View or edit on GitHub
This page is synchronized from trase/models/brazil/soy/CNPJ_evaluation_2022.ipynb. Last modified on 2026-05-06 16:54 CEST by Trase Admin.
Please view or edit the original file there; changes should be reflected here after a midnight build (CET time),
or manually triggering it with a GitHub action (link).
import pandas as pd
pd.options.display.float_format = "{:,.2f}".format
Load Dataset
The datasets below were generated during the running of soy model for 2022.

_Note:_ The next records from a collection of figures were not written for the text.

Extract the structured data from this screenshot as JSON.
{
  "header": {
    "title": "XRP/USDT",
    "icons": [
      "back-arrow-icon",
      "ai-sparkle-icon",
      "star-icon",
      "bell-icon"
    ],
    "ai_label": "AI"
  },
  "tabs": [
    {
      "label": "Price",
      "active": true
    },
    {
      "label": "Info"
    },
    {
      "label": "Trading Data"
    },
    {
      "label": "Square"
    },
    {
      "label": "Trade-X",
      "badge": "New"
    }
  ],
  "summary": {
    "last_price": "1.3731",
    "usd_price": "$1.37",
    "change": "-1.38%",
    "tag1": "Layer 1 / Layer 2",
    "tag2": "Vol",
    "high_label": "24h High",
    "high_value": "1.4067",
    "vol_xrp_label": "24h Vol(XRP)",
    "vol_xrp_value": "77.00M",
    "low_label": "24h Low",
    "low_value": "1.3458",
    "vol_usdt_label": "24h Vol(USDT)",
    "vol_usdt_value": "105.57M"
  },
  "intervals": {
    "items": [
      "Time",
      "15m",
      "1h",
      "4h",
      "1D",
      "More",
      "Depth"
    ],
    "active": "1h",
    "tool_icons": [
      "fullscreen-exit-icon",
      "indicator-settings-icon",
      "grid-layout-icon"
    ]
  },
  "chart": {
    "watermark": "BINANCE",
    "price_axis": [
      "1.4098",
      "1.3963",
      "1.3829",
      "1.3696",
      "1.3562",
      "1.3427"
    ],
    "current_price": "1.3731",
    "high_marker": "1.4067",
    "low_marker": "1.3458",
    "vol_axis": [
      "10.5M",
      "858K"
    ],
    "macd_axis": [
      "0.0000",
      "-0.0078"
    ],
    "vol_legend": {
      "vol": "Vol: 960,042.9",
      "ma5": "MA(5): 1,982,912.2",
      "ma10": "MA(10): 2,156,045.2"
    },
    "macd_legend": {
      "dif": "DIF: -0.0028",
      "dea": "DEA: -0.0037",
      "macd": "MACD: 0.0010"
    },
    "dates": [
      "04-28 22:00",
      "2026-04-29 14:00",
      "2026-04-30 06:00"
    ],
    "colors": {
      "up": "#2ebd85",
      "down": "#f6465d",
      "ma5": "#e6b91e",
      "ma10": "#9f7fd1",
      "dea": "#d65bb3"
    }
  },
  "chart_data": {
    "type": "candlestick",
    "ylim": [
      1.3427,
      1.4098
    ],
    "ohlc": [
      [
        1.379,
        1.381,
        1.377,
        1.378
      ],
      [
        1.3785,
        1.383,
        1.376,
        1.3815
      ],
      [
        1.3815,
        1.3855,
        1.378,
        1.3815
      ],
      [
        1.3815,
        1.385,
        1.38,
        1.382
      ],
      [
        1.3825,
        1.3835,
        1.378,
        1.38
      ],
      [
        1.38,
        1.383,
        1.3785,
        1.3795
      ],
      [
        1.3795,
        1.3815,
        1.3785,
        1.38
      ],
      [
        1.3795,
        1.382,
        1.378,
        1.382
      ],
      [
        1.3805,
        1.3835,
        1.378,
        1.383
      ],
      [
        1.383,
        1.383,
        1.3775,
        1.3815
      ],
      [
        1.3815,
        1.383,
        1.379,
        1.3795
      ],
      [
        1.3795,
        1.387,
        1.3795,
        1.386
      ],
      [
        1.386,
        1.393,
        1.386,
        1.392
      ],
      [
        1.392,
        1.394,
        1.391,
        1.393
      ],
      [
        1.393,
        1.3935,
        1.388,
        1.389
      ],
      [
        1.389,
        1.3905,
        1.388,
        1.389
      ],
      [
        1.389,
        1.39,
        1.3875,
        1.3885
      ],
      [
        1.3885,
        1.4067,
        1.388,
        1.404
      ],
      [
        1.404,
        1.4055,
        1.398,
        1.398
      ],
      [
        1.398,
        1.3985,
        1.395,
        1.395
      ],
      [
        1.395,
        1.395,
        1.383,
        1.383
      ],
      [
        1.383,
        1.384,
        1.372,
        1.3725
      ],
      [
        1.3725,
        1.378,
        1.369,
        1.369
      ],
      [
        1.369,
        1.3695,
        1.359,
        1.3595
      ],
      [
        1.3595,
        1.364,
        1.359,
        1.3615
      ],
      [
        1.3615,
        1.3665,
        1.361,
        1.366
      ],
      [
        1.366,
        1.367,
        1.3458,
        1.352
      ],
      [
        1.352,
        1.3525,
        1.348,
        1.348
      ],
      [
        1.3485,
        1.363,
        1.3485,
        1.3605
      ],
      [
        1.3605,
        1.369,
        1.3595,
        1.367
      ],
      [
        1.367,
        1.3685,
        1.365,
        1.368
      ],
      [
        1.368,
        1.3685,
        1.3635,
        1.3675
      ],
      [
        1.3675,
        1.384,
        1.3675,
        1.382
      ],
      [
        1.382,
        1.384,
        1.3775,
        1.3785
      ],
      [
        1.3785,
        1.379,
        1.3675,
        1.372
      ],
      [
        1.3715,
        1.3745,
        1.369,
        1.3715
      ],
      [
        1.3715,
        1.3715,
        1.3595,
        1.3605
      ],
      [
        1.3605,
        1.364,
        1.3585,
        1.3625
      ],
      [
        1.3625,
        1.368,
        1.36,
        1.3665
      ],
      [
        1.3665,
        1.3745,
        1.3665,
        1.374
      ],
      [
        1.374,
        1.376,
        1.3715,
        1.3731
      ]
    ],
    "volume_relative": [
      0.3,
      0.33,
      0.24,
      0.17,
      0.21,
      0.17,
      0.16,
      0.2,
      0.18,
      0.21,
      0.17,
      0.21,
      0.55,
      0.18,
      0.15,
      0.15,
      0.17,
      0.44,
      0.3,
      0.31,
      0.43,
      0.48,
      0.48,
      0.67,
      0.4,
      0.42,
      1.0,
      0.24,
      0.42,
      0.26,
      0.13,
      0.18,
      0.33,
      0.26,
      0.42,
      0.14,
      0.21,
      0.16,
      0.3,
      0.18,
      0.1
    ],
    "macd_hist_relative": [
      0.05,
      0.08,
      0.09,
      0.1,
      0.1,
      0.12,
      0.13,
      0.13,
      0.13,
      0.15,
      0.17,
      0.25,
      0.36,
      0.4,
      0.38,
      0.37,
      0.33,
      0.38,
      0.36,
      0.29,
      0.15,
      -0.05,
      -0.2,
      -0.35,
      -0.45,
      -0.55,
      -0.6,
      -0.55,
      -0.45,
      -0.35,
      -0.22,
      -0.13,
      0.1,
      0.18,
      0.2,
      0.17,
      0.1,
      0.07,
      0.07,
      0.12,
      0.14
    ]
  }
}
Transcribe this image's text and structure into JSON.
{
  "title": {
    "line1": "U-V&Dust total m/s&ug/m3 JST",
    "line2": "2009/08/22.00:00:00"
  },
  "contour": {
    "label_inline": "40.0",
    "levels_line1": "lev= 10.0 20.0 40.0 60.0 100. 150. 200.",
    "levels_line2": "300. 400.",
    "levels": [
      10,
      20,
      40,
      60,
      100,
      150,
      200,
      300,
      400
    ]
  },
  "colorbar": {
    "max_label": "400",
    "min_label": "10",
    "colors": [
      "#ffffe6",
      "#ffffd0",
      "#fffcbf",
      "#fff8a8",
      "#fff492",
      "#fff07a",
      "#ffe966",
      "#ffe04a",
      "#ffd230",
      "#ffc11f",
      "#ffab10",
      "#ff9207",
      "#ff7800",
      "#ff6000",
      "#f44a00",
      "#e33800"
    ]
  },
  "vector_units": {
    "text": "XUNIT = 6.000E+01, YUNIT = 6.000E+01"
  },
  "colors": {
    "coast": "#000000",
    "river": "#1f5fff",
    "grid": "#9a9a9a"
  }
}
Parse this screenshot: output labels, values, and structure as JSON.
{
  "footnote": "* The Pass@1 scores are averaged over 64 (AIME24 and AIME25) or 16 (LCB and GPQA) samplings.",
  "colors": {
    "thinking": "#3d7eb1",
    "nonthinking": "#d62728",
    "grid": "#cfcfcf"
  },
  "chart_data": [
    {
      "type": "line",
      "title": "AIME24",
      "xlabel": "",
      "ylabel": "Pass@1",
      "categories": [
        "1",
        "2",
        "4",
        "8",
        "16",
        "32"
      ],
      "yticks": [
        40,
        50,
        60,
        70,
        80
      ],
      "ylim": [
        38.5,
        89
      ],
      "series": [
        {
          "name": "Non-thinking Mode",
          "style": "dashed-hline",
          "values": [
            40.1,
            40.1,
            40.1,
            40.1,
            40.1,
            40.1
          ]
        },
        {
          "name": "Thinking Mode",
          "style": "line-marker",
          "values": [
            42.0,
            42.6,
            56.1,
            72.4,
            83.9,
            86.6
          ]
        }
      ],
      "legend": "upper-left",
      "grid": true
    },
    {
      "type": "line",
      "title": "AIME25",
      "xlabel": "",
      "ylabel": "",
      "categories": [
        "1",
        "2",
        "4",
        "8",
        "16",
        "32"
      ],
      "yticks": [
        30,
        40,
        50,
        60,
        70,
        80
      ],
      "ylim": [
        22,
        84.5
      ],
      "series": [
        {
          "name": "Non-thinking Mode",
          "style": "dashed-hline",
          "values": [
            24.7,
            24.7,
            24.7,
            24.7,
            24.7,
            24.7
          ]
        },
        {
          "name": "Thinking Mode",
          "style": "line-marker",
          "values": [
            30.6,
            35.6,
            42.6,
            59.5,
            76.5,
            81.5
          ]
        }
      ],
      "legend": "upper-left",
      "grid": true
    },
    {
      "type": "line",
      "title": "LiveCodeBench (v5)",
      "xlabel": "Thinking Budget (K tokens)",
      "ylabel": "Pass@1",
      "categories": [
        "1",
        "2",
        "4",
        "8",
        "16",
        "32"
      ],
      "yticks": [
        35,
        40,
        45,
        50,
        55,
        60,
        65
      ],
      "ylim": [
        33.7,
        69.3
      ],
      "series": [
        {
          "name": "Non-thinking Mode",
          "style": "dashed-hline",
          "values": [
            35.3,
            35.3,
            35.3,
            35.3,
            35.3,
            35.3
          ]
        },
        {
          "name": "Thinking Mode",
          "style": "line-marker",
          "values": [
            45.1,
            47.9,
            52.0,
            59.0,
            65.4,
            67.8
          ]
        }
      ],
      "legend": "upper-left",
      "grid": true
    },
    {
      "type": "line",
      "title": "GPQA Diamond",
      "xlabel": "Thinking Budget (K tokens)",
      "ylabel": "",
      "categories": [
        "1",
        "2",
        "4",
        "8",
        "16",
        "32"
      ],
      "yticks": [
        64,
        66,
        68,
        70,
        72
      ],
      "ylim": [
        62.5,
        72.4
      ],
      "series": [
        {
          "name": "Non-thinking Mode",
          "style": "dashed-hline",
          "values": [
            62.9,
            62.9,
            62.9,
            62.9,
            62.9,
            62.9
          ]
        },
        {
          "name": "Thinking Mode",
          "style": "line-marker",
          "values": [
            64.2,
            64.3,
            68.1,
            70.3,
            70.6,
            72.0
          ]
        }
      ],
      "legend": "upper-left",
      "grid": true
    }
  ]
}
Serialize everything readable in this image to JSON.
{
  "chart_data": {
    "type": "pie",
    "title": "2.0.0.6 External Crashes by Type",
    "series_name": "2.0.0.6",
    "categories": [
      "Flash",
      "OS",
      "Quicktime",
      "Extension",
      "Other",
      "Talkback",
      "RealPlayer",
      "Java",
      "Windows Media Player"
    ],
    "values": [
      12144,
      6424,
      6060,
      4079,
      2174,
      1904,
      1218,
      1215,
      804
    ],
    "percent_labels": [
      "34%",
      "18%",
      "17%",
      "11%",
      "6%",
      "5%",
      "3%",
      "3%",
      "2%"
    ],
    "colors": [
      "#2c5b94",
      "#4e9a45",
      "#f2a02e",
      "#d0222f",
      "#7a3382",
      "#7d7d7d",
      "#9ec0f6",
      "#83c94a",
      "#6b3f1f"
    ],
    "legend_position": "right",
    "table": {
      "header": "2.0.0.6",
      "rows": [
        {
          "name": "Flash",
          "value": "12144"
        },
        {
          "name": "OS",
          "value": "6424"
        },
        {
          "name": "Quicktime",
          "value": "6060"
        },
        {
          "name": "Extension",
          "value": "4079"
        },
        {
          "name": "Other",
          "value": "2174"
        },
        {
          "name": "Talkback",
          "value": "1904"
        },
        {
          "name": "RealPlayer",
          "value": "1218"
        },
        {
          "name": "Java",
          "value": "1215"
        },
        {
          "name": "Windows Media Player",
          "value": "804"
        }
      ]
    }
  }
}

flows = pd.read_csv("2022/prepared/flows.csv", sep=";")
cnpj = pd.read_csv("2022/prepared/cnpj.csv", sep=";")
Check CNPJ correspondency in BoL 2022
matched_cnpjs = flows.merge(
cnpj, how="outer", left_on=["exporter_cnpj"], right_on=["cnpj"], indicator=True
)
d = matched_cnpjs.groupby(by=["_merge"])[["vol"]].sum()
d["perc"] = d["vol"].div(d["vol"].sum()).mul(100)
d
/var/folders/42/_z7t3f3n2b74bggwwctg77z80000gn/T/ipykernel_80648/1822364778.py:1: FutureWarning: The default of observed=False is deprecated and will be changed to True in a future version of pandas. Pass observed=False to retain current behavior or observed=True to adopt the future default and silence this warning.
d = matched_cnpjs.groupby(by=['_merge'])[['vol']].sum()
| vol | perc | |
|---|---|---|
| _merge | ||
| left_only | 0.00 | 0.00 |
| right_only | 0.00 | 0.00 |
| both | 107,675,943,132.86 | 100.00 |
Checking if there are known municipalities for EU economic bloc and UNKNOWN COUNTRY EUROPEAN UNION
check_mun = matched_cnpjs[
(matched_cnpjs["economic_bloc"] == "EUROPEAN UNION")
& (matched_cnpjs["country_of_destination"] == "UNKNOWN COUNTRY EUROPEAN UNION")
& (matched_cnpjs["_merge"] == "both")
]
check_mun["municipality_check"] = "UNKNOWN"
check_mun.loc[check_mun["tax_municipality_y"] != "BR-XXXXXXX", "municipality_check"] = (
"CNPJ_WITH_MUNICIPALITY"
)
/var/folders/42/_z7t3f3n2b74bggwwctg77z80000gn/T/ipykernel_80648/2083031557.py:9: SettingWithCopyWarning:
A value is trying to be set on a copy of a slice from a DataFrame.
Try using .loc[row_indexer,col_indexer] = value instead
See the caveats in the documentation: https://pandas.pydata.org/pandas-docs/stable/user_guide/indexing.html#returning-a-view-versus-a-copy
check_mun['municipality_check'] = 'UNKNOWN'
a = check_mun.groupby(by=["municipality_check"])[["vol"]].sum()
a["perc"] = a["vol"].div(a["vol"].sum()).mul(100)
a
| vol | perc | |
|---|---|---|
| municipality_check | ||
| CNPJ_WITH_MUNICIPALITY | 4,318,777,004.87 | 99.31 |
| UNKNOWN | 29,899,000.00 | 0.69 |